The impact of the release of radionuclides from nuclear facilities on non-human biota was assessed. The nuclear facilities examined included all aspects of the uranium fuel chain, from mining and milling through to power generation and waste management. Although nuclear facilities do release non-radioactive substances (e.g. metals, organic chemicals), the effects of such non-radioactive substances were not considered in this assessment.
Based on the critical assessment of relevant information, it is concluded that releases of uranium and uranium compounds contained in the effluent from uranium mines and mills meet the criterion set out in paragraph 64(a) of the Canadian Environmental Protection Act, 1999 (CEPA 1999).
To avoid federal regulatory duplication, the Minister of the Environment and the Minister of Health have elected to take no further action on radionuclides under CEPA 1999 at this time.

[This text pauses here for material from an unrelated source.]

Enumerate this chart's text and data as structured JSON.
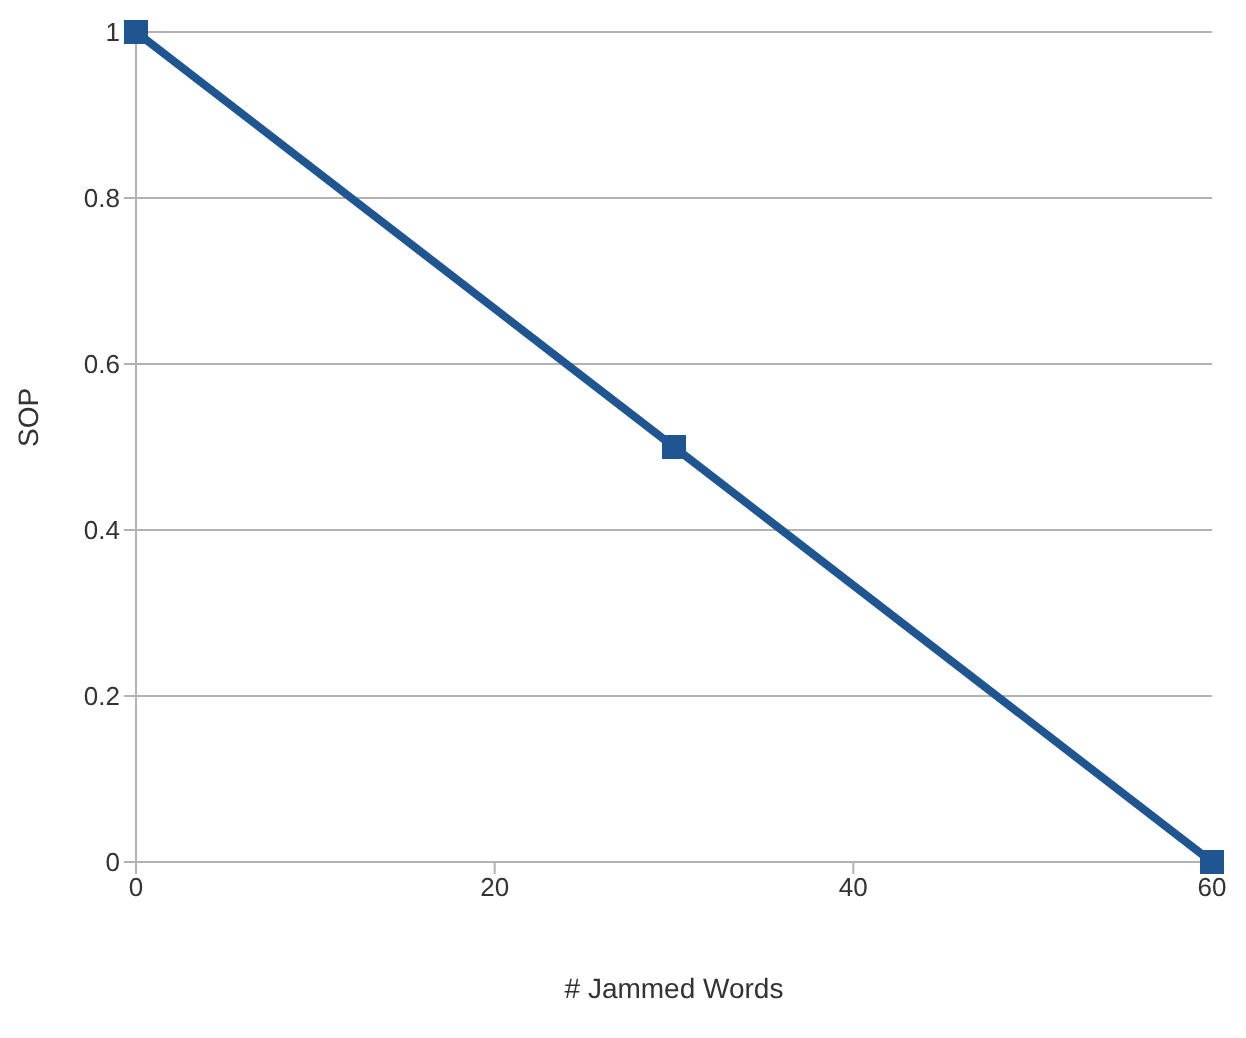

The Canadian Nuclear Safety Commission (CNSC) is mandated to ensure that the operation of nuclear facilities, such as uranium mines and mills, does not pose unreasonable risks to human health and the environment. Since the Nuclear Safety and Control Act (NSCA) is a more appropriate federal statute under which to manage the risks posed by uranium and uranium compounds contained in effluents from uranium mines and mills, the Minister of the Environment and the Minister of Health do not propose that radionuclides be added to Schedule 1 of CEPA 1999 at this time.
This commitment has been formalized in the Annex to the existing Memorandum of Understanding (MOU) between Environment Canada and the CNSC. The recently revised MOU and Annex provide the framework under which the CNSC will take specific measures related to the management of uranium and uranium compounds contained in effluents from uranium mines and mills.